Description
Anai, a graduate accountant entering a Japanese trading firm, is portrayed as a Japanese badger with peach fur, light brown facial stripes, and gray eyes. His professional attire—a white shirt, blue tie, gray pants, and brown dress shoes—contrasts his volatile workplace demeanor. Though initially eager to please, his enthusiasm conceals profound insecurity and paranoia, triggering extreme responses to criticism. He compulsively documents interactions, sends threatening emails, and avoids verbal communication to shield himself from perceived threats.

Assigned to train him, Retsuko faces immediate hostility when Anai misinterprets her feedback as sabotage. Their strained dynamic escalates into harassment complaints and covert threats, exposing his fragility toward criticism and fear of workplace ostracization. Kabae, a maternal colleague, intervenes by redirecting his anxieties into culinary pursuits. His homemade meals at company events gradually soften his isolation, fostering tentative bonds with peers.

A pivotal shift occurs during a company festival: initially resistant to collaboration, Anai reluctantly showcases his cooking skills under Kabae’s encouragement, earning team recognition. This progress falters when Kabae’s temporary departure reignites his paranoia, culminating in legal threats against the company. Her return stabilizes him, emphasizing her crucial influence on his emotional equilibrium.

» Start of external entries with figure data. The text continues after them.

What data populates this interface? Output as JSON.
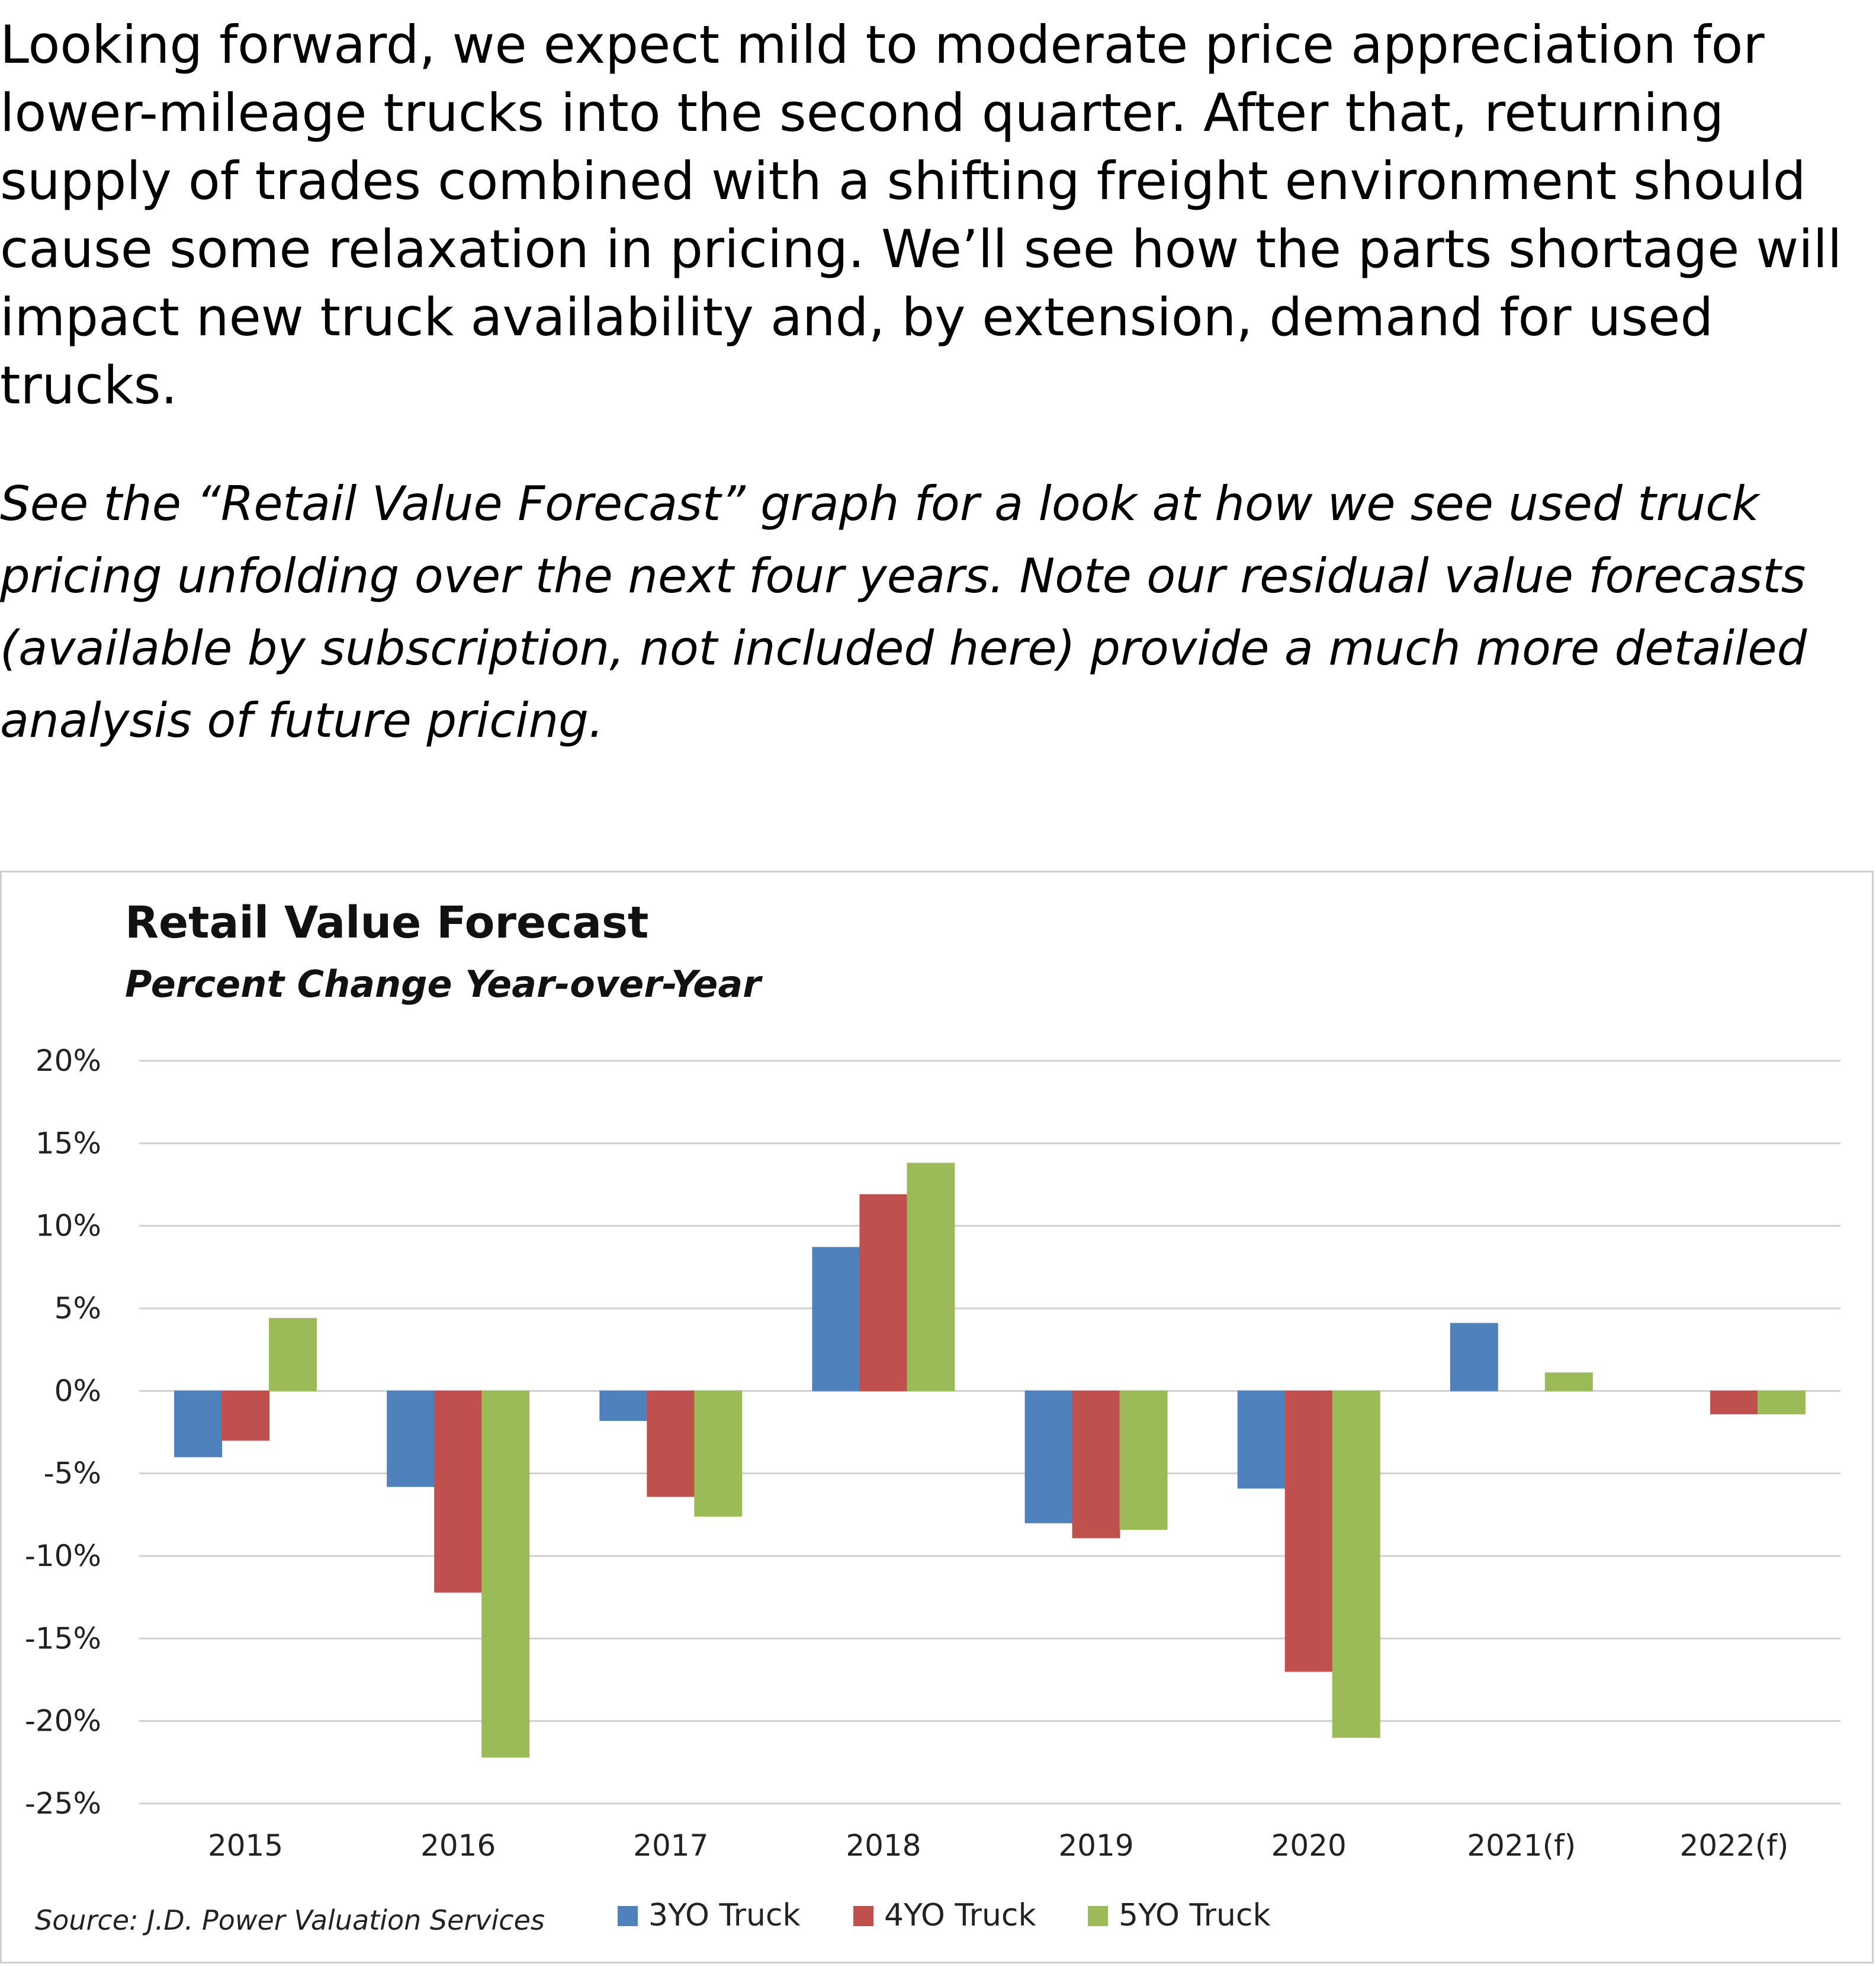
{
  "paragraph1": "Looking forward, we expect mild to moderate price appreciation for lower-mileage trucks into the second quarter. After that, returning supply of trades combined with a shifting freight environment should cause some relaxation in pricing. We’ll see how the parts shortage will impact new truck availability and, by extension, demand for used trucks.",
  "paragraph2": "See the “Retail Value Forecast” graph for a look at how we see used truck pricing unfolding over the next four years. Note our residual value forecasts (available by subscription, not included here) provide a much more detailed analysis of future pricing.",
  "chart_data": {
    "type": "bar",
    "title": "Retail Value Forecast",
    "subtitle": "Percent Change Year-over-Year",
    "source": "Source: J.D. Power Valuation Services",
    "categories": [
      "2015",
      "2016",
      "2017",
      "2018",
      "2019",
      "2020",
      "2021(f)",
      "2022(f)"
    ],
    "series": [
      {
        "name": "3YO Truck",
        "color": "#4f81bd",
        "values": [
          -4.0,
          -5.8,
          -1.8,
          8.7,
          -8.0,
          -5.9,
          4.1,
          null
        ]
      },
      {
        "name": "4YO Truck",
        "color": "#c0504d",
        "values": [
          -3.0,
          -12.2,
          -6.4,
          11.9,
          -8.9,
          -17.0,
          null,
          -1.4
        ]
      },
      {
        "name": "5YO Truck",
        "color": "#9bbb59",
        "values": [
          4.4,
          -22.2,
          -7.6,
          13.8,
          -8.4,
          -21.0,
          1.1,
          -1.4
        ]
      }
    ],
    "ylim": [
      -25,
      20
    ],
    "yticks": [
      20,
      15,
      10,
      5,
      0,
      -5,
      -10,
      -15,
      -20,
      -25
    ],
    "ytick_labels": [
      "20%",
      "15%",
      "10%",
      "5%",
      "0%",
      "-5%",
      "-10%",
      "-15%",
      "-20%",
      "-25%"
    ],
    "grid": true,
    "legend_position": "bottom"
  }
}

Beyond the office, Anai shares a quieter life with Hakumi, his girlfriend, who supports his ambition to publish a book. Their relationship reveals a vulnerable, affectionate side, starkly contrasting his professional defensiveness—a duality underscoring his struggle to align personal authenticity with corporate conformity.

In subsequent arcs, Anai transitions from antagonist to a background figure, though lingering tensions with Retsuko persist. The narrative parallels his passive-aggressive emails—a manifestation of male-coded rage—with Retsuko’s internalized frustration, critiquing gendered norms of emotional expression. His earlier harassment remains unaddressed, leaving his growth ambiguously unresolved.

Rooted in Japanese folklore’s trickster badgers—symbols of transformation—Anai’s erratic behavior mirrors the psychological toll of workplace pressures. His trajectory explores themes of mentorship, conformity, and the fragile negotiation of identity within rigid corporate structures.